Kann ich ohne Isomatte zelten?

Klar, kannst du ohne Isomatte zelten. Wer  jedoch einmal ohne Isomatte in der freien Natur geschlafen hat, weiß, warum eine gute Isomatte wichtig ist. Und zwar genauso wichtig, wie ein guter Schlafsack. Niemand möchte mit Nackenschmerzen und mit Druckstellen von den harten Steinen unter sich aufwachen. Niemand möchte mit seinem Kopf auf dem harten, nassen Boden liegen, schlaflose Nächte erleiden und am nächsten Morgen völlig durchfroren und gerädert auf die Bergtour gehen.

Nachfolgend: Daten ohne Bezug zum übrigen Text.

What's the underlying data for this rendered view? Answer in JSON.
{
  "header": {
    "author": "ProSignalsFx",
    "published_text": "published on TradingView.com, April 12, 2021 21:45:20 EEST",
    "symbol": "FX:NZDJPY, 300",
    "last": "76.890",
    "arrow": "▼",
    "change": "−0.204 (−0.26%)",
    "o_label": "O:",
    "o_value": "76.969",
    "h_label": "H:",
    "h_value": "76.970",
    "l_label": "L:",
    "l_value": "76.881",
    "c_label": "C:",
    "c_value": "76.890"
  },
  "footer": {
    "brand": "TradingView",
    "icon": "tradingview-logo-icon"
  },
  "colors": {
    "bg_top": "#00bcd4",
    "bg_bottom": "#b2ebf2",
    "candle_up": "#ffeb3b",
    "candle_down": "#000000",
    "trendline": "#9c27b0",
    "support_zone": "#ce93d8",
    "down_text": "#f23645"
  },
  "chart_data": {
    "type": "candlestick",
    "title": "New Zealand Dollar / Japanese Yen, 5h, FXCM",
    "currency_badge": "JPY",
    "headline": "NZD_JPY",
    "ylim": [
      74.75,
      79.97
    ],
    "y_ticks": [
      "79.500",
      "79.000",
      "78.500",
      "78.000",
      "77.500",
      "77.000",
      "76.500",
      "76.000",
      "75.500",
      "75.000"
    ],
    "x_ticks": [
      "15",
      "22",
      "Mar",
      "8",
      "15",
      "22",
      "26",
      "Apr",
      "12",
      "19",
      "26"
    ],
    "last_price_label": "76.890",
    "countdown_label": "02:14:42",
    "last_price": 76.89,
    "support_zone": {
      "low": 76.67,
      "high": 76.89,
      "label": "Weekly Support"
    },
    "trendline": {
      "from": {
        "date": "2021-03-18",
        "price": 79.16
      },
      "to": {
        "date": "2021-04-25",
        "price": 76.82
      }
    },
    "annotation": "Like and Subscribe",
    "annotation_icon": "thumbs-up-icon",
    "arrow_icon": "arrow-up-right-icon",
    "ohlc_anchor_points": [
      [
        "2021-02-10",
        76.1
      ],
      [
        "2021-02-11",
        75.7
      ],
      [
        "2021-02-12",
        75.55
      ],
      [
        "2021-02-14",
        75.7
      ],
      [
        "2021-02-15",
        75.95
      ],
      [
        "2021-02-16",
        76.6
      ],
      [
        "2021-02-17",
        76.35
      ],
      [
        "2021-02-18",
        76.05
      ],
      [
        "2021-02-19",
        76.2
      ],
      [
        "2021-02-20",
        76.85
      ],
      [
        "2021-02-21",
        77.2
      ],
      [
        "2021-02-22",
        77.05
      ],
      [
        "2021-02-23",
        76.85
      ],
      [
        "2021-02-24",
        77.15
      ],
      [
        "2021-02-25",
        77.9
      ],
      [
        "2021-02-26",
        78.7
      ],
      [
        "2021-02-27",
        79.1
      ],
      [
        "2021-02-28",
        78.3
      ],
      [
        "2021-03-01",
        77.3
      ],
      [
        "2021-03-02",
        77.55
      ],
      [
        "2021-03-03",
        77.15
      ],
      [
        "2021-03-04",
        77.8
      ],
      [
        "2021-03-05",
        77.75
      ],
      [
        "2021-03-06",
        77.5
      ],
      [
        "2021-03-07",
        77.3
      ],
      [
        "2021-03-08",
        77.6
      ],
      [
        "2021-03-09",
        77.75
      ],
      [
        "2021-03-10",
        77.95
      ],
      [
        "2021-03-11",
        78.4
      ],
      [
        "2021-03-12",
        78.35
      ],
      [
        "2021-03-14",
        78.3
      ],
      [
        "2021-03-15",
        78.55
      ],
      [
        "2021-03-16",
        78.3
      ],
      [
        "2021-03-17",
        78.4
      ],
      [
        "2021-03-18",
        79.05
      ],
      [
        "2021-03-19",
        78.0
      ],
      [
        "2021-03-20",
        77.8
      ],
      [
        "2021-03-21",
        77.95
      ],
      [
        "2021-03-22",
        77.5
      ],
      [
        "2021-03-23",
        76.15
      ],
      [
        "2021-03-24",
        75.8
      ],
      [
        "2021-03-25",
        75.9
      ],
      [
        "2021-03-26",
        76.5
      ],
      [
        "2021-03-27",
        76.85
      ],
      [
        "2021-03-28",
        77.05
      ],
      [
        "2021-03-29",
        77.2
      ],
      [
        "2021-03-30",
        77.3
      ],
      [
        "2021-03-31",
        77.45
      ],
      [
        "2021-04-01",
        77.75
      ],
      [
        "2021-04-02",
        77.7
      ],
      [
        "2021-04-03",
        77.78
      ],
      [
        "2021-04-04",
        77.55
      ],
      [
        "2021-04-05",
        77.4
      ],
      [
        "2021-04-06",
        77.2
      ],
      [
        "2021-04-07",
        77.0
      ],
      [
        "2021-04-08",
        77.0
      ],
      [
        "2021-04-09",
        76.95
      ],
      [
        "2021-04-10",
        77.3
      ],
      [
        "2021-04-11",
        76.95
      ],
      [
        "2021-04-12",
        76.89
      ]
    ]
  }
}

Auf qualitativ hochwertigen Isomatten hast Du diese Probleme nicht. Sie schützen Dich vor Kälte und Nässe und ermöglichen es dir auf einem weichen und ebenmäßigen Untergrund zu schlafen. Außerdem schützen Isomatten nicht nur Dich, sondern auch Deinen Schlafsack. Steine, Äste und nasse Erde tun nämlich auch ihm nicht gut.

Wo kann man gut zelten?

  • Unsere Liebsten Zeltplätze in Deutschland
  • Zeltplatz Spiekeroog – Ostfriesland
  • Campingpark Havelberge – Mecklenburg-Vorpommern
  • Zeltwiese Löbejün – Saalekreis
  • Campingplatz Haddorfer Seen – Münsterland
  • Kletterwald Leipzig
  • Eifel-Camp – Nordeifel
  • Rhön Camping Park – Hessen
  • Gasthof Eichler – Franken

Ist Camping unter 18 Jahren in Deutschland erlaubt?

Auf den meisten Campingplätzen ist das Campen für Jugendliche unter 18 Jahren nur mit einer Einverständniserklärung Erziehungsberechtigten erlaubt. Jugendliche unter 16 Jahren dürfen meist nur Begleitung mindestens eines Volljährigen reisen.